The areas where Rust definitely beats C++ and many other languages are package management and documentation. The official package manager in Rust is called Cargo. Using a package is as simple as adding a line to the cargo.toml, Rust’s config file. Documentation for Rust is on a whole other level compared to any other language; everything can be found at doc.rust-lang.org.

Using an external library with C++ can be an issue, especially if you’re targeting multiple operating systems. There are some third-party options like Conan or Vcpkg, but they are far from being as standardized and easy to use as Cargo.

Of course, the C++ ecosystem is much larger. There are many more libraries for C++, so there might not be a library for something that already exists for C++. Rust does allow for FFI (foreign function interface), which allows you to interface with C code from Rust and thus interface with C++ libraries; however, this functionality is still limited for more complex cases.

Another similarity is macros. Both C++ and Rust allow them, but Rust’s macros are considered to be much more powerful and safer.

Rust has two types of macros: declarative and procedural.

Declarative macros are similar to ones in C++, but the key difference is that macros in Rust are hygienic in the sense that they can not interact with variables outside of their scope and cause any unwanted behavior.

Procedural macros are much more powerful and complex. They act more like functions: they accept code as an input, manipulate it, and return the enriched code as an output, all at compile time.

In conclusion, C++ is used far more often than Rust. That said, big companies like Microsoft, Google, and Apple are gradually integrating Rust with their products. C++ is not going away any time soon, thanks to its large ecosystem and legacy code built around it. Rust, however, is slowly beginning to be used as a system programming language.
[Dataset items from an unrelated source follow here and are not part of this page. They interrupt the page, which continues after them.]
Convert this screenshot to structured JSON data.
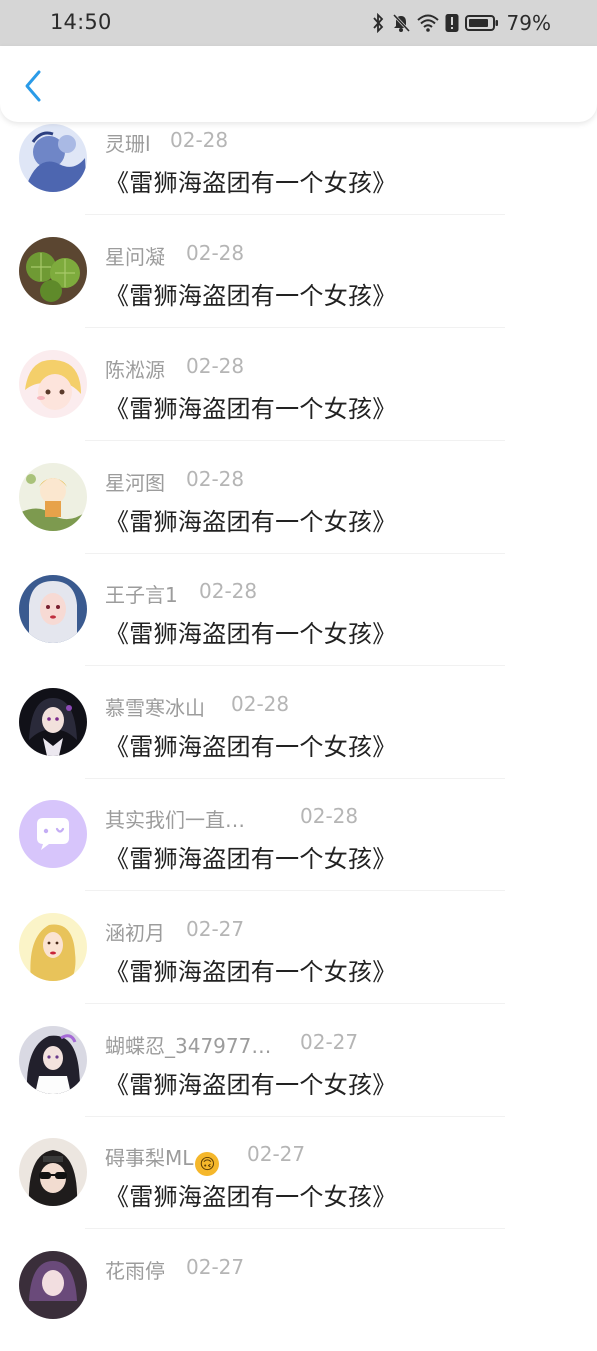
{
  "status_bar": {
    "time": "14:50",
    "battery_percent": "79%",
    "icons": [
      "bluetooth-icon",
      "mute-bell-icon",
      "wifi-icon",
      "alert-icon",
      "battery-icon"
    ]
  },
  "nav": {
    "back_icon": "chevron-left-icon",
    "accent": "#2a9be8"
  },
  "items": [
    {
      "name": "灵珊l",
      "date": "02-28",
      "title": "《雷狮海盗团有一个女孩》",
      "avatar": "anime-blue-sketch"
    },
    {
      "name": "星问凝",
      "date": "02-28",
      "title": "《雷狮海盗团有一个女孩》",
      "avatar": "cactus"
    },
    {
      "name": "陈淞源",
      "date": "02-28",
      "title": "《雷狮海盗团有一个女孩》",
      "avatar": "anime-blonde-girl"
    },
    {
      "name": "星河图",
      "date": "02-28",
      "title": "《雷狮海盗团有一个女孩》",
      "avatar": "anime-character-green"
    },
    {
      "name": "王子言1",
      "date": "02-28",
      "title": "《雷狮海盗团有一个女孩》",
      "avatar": "anime-white-hair"
    },
    {
      "name": "慕雪寒冰山",
      "date": "02-28",
      "title": "《雷狮海盗团有一个女孩》",
      "avatar": "anime-dark-character"
    },
    {
      "name": "其实我们一直…",
      "date": "02-28",
      "title": "《雷狮海盗团有一个女孩》",
      "avatar": "default-chat-bubble"
    },
    {
      "name": "涵初月",
      "date": "02-27",
      "title": "《雷狮海盗团有一个女孩》",
      "avatar": "blonde-girl-illustration"
    },
    {
      "name": "蝴蝶忍_347977…",
      "date": "02-27",
      "title": "《雷狮海盗团有一个女孩》",
      "avatar": "anime-dark-hair-girl"
    },
    {
      "name": "碍事梨ML",
      "date": "02-27",
      "title": "《雷狮海盗团有一个女孩》",
      "avatar": "girl-with-sunglasses",
      "emoji": "🙃"
    },
    {
      "name": "花雨停",
      "date": "02-27",
      "title": "",
      "avatar": "anime-purple-hair"
    }
  ]
}
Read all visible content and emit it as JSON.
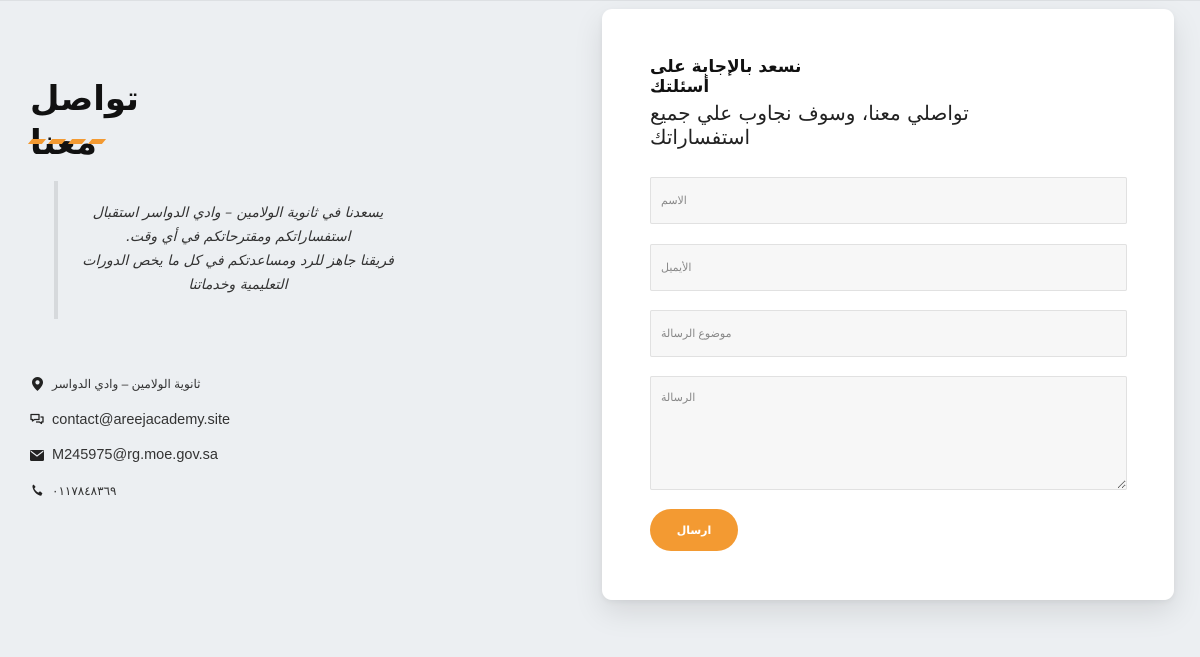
{
  "left": {
    "title": "تواصل معنا",
    "quote": "يسعدنا في ثانوية الولامين – وادي الدواسر استقبال استفساراتكم ومقترحاتكم في أي وقت.\nفريقنا جاهز للرد ومساعدتكم في كل ما يخص الدورات التعليمية وخدماتنا",
    "contacts": [
      {
        "icon": "location-pin-icon",
        "text": "ثانوية الولامين – وادي الدواسر"
      },
      {
        "icon": "chat-bubble-icon",
        "text": "contact@areejacademy.site"
      },
      {
        "icon": "envelope-icon",
        "text": "M245975@rg.moe.gov.sa"
      },
      {
        "icon": "phone-icon",
        "text": "٠١١٧٨٤٨٣٦٩"
      }
    ]
  },
  "accent_color": "#f39a32",
  "form": {
    "heading": "نسعد بالإجابة على أسئلتك",
    "subheading": "تواصلي معنا، وسوف نجاوب علي جميع استفساراتك",
    "name_placeholder": "الاسم",
    "email_placeholder": "الأيميل",
    "subject_placeholder": "موضوع الرسالة",
    "message_placeholder": "الرسالة",
    "submit_label": "ارسال"
  }
}
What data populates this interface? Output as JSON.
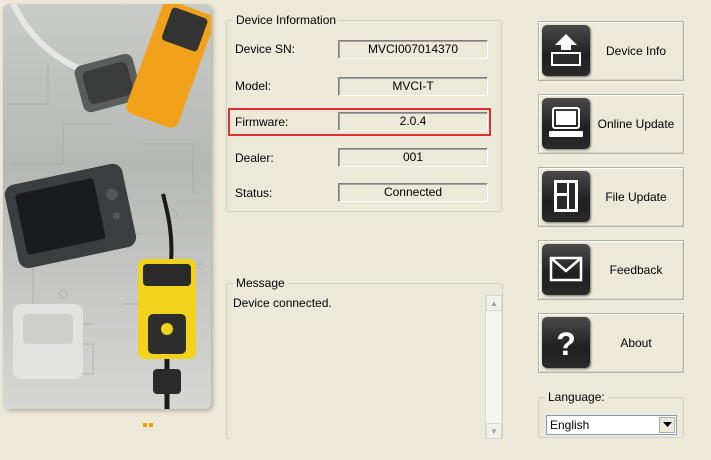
{
  "device_info": {
    "title": "Device Information",
    "fields": [
      {
        "label": "Device SN:",
        "value": "MVCI007014370"
      },
      {
        "label": "Model:",
        "value": "MVCI-T"
      },
      {
        "label": "Firmware:",
        "value": "2.0.4"
      },
      {
        "label": "Dealer:",
        "value": "001"
      },
      {
        "label": "Status:",
        "value": "Connected"
      }
    ]
  },
  "message": {
    "title": "Message",
    "text": "Device connected."
  },
  "buttons": [
    {
      "label": "Device Info",
      "icon": "device-info-icon"
    },
    {
      "label": "Online Update",
      "icon": "online-update-icon"
    },
    {
      "label": "File Update",
      "icon": "file-update-icon"
    },
    {
      "label": "Feedback",
      "icon": "feedback-icon"
    },
    {
      "label": "About",
      "icon": "about-icon"
    }
  ],
  "language": {
    "title": "Language:",
    "selected": "English"
  },
  "colors": {
    "highlight": "#e23030",
    "accent_dots": "#f39c12"
  }
}
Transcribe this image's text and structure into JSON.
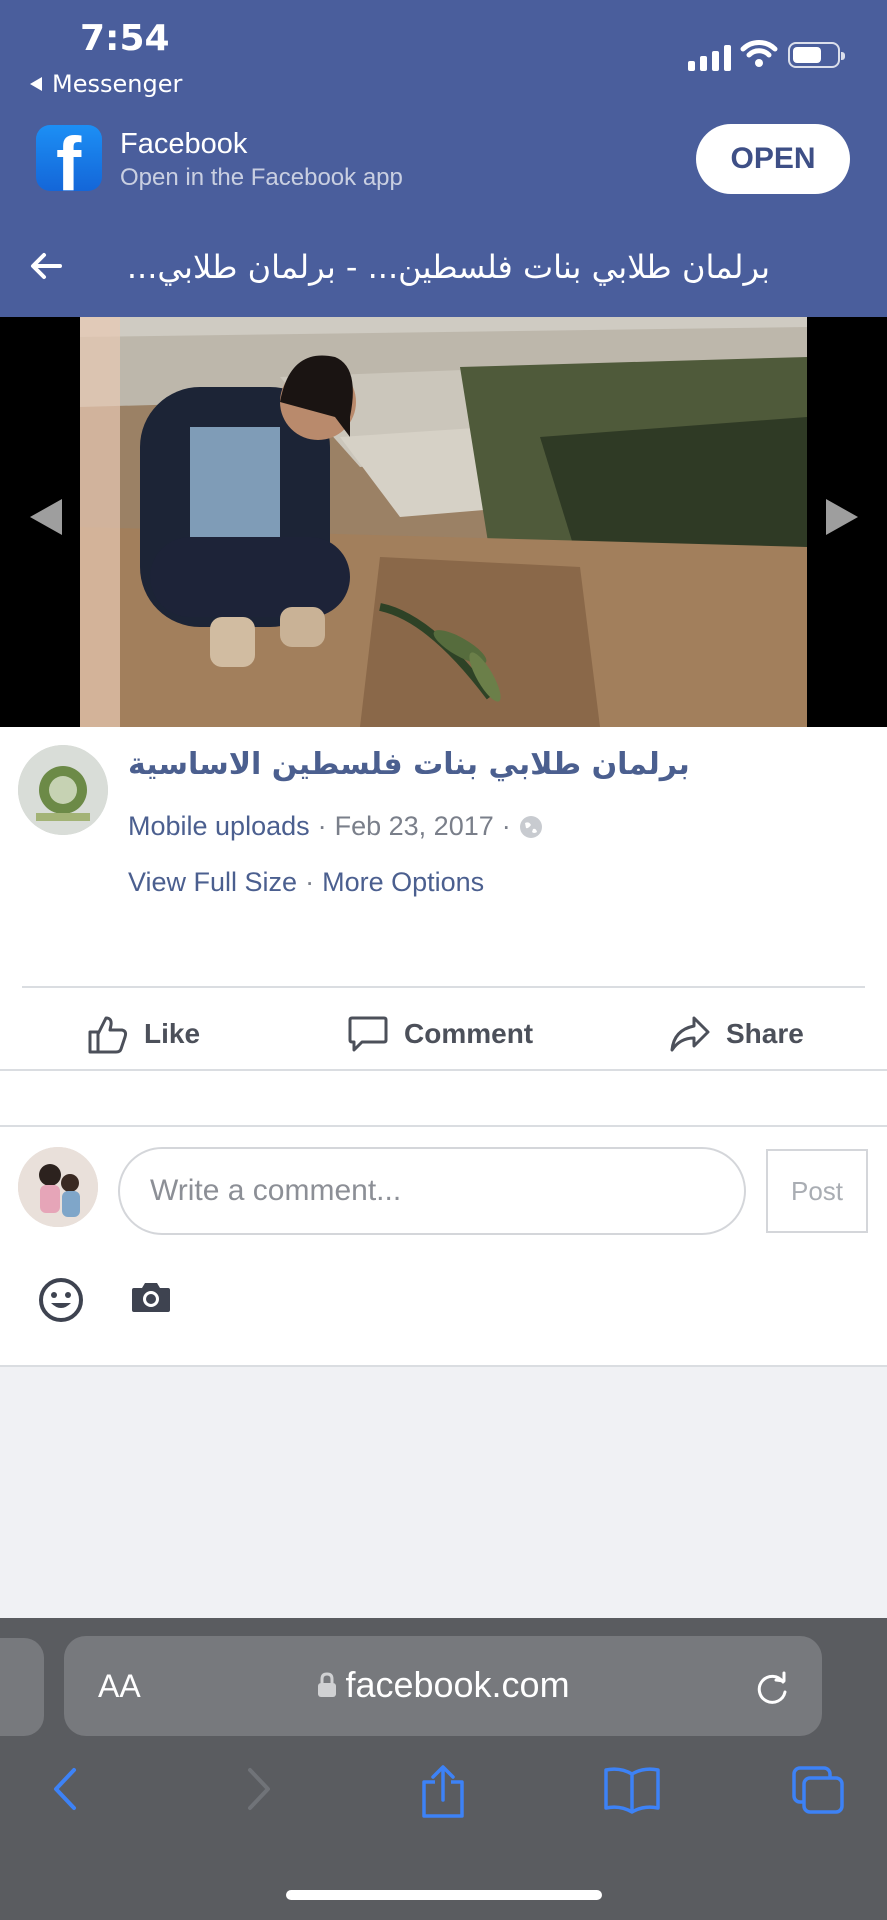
{
  "status_bar": {
    "time": "7:54",
    "back_app": "Messenger"
  },
  "app_banner": {
    "title": "Facebook",
    "subtitle": "Open in the Facebook app",
    "open_label": "OPEN"
  },
  "nav": {
    "page_title": "برلمان طلابي بنات فلسطين... - برلمان طلابي..."
  },
  "post": {
    "page_name": "برلمان طلابي بنات فلسطين الاساسية",
    "source": "Mobile uploads",
    "separator": "·",
    "date": "Feb 23, 2017",
    "view_full_size": "View Full Size",
    "more_options": "More Options",
    "privacy_icon": "globe-icon"
  },
  "actions": {
    "like": "Like",
    "comment": "Comment",
    "share": "Share"
  },
  "comment_box": {
    "placeholder": "Write a comment...",
    "post_label": "Post"
  },
  "browser": {
    "text_size": "AA",
    "url": "facebook.com"
  },
  "colors": {
    "header_bg": "#4a5e9c",
    "link": "#4b5f8f",
    "safari_tint": "#3d82f6",
    "toolbar_bg": "#5a5c60"
  }
}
What is the best way to learn Rust programming?

  • Depending on if you already have a specific application you want to build, you might want to skip the macros section and Unsafe Rust.
  • As always, start small. One web application I have built as a practice is a to-do list manager.
  • There are many useful sites where you can practice, like exercism.io or codewars.com.

As mentioned before, Rust has many useful third-party crates and tools; however, it already has a decent number of frameworks depending on what you want to do. Learning about them is the path you want to take next.

Rocket — a web framework built on the nightly version of Rust; it’s boilerplate-free, type-safe, and has a large ecosystem. It also features rich, supporting cookies, streams, built-in templating, and JSON types.

Actix — a web framework also aimed to be more stable than a rocket; however, you will need to use third-party packages as it is newer and has less support.

Gotham — flexible web framework built on stable Rust, statically typed, and type-safe. Supports Async operations by using the Tokio project and Hyper.

Amethyst — is a game engine; it has a pool of features you might need to build a larger application. It also has better support for third party libraries.

Bevy — an open-source, newer, simple, data-driven game engine, heavily inspired by amethyst, supports real-time 2d rendering, 3d rendering, multiple platforms (Windows, Mac, Linux, and soon iOS and Android). Hot reload with fast compile times.

Druid — an experimental, data-oriented, Rust native UI toolkit. Based on Flutter and SwiftUI. Its current development is largely driven by its use in Runebender (a new font editor).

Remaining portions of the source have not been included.